July and August: How long should it take to risk score a privacy incident?
On average, incidents managed within RadarFirst are risk assessed, scored and decisioned in significantly shorter time period than general industry reported standards. Breaking that down into industry averages, we see slight variations, perhaps indicating the regulatory burden within select industries. For example, the health care industry reports the total incident response time frame from occurrence to decision to be a little less than 20 days, while the financial services industry has a 39-day average response time frame.

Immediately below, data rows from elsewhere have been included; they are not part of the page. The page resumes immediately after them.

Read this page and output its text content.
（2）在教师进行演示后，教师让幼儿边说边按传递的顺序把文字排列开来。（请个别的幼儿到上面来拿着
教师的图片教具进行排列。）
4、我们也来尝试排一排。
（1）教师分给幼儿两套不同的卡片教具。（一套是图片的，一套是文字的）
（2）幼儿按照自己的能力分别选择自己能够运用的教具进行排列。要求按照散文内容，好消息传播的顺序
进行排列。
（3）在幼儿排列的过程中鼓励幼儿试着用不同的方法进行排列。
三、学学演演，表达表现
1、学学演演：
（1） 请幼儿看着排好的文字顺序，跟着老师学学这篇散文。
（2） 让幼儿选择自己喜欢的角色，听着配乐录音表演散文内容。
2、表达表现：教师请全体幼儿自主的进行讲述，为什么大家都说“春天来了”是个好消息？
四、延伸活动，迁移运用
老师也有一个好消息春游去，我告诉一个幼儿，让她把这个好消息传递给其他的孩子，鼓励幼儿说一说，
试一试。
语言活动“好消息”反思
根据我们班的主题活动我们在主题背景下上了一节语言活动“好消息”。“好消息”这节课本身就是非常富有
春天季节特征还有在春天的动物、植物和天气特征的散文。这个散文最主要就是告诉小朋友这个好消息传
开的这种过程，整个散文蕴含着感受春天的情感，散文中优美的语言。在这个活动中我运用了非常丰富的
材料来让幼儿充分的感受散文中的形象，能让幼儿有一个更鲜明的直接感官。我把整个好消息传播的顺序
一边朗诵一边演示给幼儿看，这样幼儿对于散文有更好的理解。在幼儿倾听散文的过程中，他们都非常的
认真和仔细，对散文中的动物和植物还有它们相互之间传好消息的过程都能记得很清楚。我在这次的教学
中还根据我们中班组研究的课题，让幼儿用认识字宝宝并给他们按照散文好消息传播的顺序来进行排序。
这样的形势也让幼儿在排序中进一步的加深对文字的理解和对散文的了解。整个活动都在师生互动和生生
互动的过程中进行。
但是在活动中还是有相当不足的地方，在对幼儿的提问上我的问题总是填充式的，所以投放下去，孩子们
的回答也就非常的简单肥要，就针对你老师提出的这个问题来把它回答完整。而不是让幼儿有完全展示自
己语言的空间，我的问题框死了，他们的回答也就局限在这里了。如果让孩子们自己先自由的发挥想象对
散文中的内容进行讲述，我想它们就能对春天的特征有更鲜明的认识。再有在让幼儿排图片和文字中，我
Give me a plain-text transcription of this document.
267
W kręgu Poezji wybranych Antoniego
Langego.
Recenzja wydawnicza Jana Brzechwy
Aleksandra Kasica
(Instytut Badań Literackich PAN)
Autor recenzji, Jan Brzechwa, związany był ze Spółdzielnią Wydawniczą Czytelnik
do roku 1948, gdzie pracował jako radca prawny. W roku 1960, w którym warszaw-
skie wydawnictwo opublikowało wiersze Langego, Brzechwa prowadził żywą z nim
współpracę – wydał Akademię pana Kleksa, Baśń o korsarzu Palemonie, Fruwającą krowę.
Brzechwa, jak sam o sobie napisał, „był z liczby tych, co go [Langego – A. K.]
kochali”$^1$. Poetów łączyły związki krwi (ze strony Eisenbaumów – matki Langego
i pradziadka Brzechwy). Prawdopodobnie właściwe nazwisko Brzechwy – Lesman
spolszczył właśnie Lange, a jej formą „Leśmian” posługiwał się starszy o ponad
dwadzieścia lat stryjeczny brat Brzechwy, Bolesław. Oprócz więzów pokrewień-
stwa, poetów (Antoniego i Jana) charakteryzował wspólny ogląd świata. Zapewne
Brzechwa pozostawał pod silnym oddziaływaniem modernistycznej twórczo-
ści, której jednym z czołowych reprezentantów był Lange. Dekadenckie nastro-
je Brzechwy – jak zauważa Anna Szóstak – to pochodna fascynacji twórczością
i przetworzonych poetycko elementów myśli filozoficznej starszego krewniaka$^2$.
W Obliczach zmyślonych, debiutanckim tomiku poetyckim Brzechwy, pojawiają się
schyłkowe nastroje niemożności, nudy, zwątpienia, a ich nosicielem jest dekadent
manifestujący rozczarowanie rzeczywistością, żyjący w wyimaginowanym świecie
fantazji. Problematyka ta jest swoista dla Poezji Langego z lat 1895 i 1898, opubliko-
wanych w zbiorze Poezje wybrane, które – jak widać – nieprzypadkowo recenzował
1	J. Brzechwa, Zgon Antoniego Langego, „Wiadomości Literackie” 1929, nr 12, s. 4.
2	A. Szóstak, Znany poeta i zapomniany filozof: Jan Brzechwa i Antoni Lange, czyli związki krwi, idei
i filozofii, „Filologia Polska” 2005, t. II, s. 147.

September: Using data breach benchmarking stats to prove incident response ROI
In updated stats, we reveal that only 6% of incidents in 2019 (January to September) required notification, demonstrating that with incident risk assessment automation and best practices in place, organizations with a strong culture of privacy are able to mitigate the risk of most of the unauthorized disclosures and prove that notification is not required. Additional considerations: What should you look at if you are notifying more frequently than the industry rate? What if you’re notifying less frequently than the industry rate? Over- or under-notifying both pose significant risk to your organization in terms of fines and damage to your brand or reputation.

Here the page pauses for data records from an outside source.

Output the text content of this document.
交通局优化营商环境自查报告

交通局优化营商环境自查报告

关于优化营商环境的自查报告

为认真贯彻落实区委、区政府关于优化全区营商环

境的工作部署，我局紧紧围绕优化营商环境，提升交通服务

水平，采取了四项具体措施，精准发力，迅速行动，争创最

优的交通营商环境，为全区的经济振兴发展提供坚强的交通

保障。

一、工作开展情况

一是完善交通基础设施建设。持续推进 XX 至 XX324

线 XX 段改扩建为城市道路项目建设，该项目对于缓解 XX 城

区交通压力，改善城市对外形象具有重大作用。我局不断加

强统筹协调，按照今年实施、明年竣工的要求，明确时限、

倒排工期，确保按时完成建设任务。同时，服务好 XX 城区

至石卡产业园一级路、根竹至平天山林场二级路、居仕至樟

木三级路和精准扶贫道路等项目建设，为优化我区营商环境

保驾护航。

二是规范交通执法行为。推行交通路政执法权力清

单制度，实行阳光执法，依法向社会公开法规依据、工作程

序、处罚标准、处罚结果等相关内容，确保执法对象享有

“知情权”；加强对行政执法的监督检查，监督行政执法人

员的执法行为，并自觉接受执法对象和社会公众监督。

October: Introducing quarterly privacy incident response benchmarking metrics to evaluate your program
At the beginning of each new quarter, we will provide the previous quarter’s statistics on key benchmarking metrics, so that you will always have the most up-to-date figures to compare your program against, and we can illustrate how incident response is changing over time. The three metrics we will revisit on a quarterly basis include:
- How many incidents rise to the level of a notifiable data breach? (Less than 8% were data breaches that required notification.)

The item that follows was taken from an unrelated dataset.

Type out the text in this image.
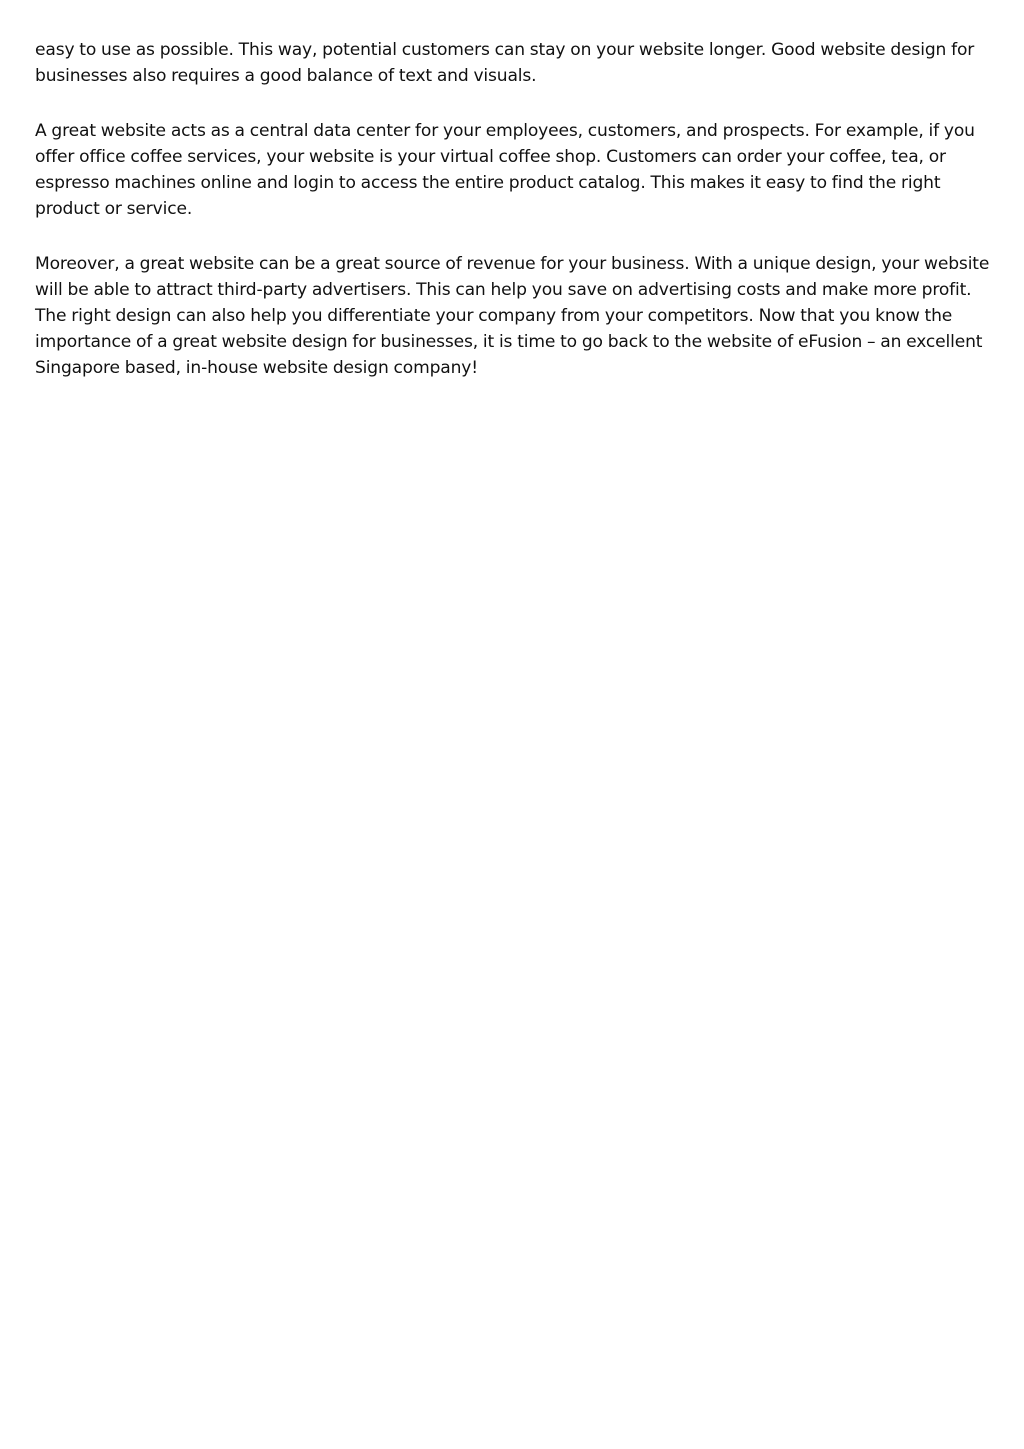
easy to use as possible. This way, potential customers can stay on your website longer. Good website design for businesses also requires a good balance of text and visuals.

A great website acts as a central data center for your employees, customers, and prospects. For example, if you offer office coffee services, your website is your virtual coffee shop. Customers can order your coffee, tea, or espresso machines online and login to access the entire product catalog. This makes it easy to find the right product or service.

Moreover, a great website can be a great source of revenue for your business. With a unique design, your website will be able to attract third-party advertisers. This can help you save on advertising costs and make more profit. The right design can also help you differentiate your company from your competitors. Now that you know the importance of a great website design for businesses, it is time to go back to the website of eFusion – an excellent Singapore based, in-house website design company!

- What is the disposition of incidents? Are they malicious in intent? (Less than 2% of incidents were malicious in nature for Q3 of 2019.)
- How long does it take to discover an incident and provide notification to affected individuals?
The next quarterly report will be published in January 2020’s benchmarking article series in The Privacy Advisor.
Wrapping up 2019; looking ahead to 2020
So that brings us to the final 2019 article in this series. What are the lessons we can take from the year of statistics and research represented above? And what are the key learnings we can take into 2020?
First, we can say unequivocally that the work of privacy professionals is complex and urgent and will only get more complex and more urgent as time goes on. From the ever-shifting data breach regulatory landscape to the shrinking incident response time frames, privacy professionals have their work cut out for them.
Secondly, not all hope is lost. Yes, this work is complex. And yes, the stakes are very real in terms of fines, damage to your reputation and brand, and increased regulatory oversight. But there are best practices that emerge in the field and new ways of efficiently, consistently managing privacy incidents and data breach notification.
As we approach the new year and a new decade, I want to issue a challenge.
When setting your 2020 goals and budgets, consider how you are using data to demonstrate accountability, celebrate your team’s accomplishments, and identify risks and opportunities for further improvement. For example: Wouldn’t it be nice to have a dashboard that helps you track your incident trends, root causes, occurrence to discovery timelines, risk assessment efforts, notification rate and incident closure rate? This is where purpose-built automation and a sophisticated incident response program is essential.
And as you consider the ways data helps you advocate for your program, consider how benchmarking may help you defend your budgetary and resource “asks,” not as a budget-line item request, but as a strategy built on objective, data-driven insights.
In the new year, let’s use data to prove the ROI of privacy programmatic spend.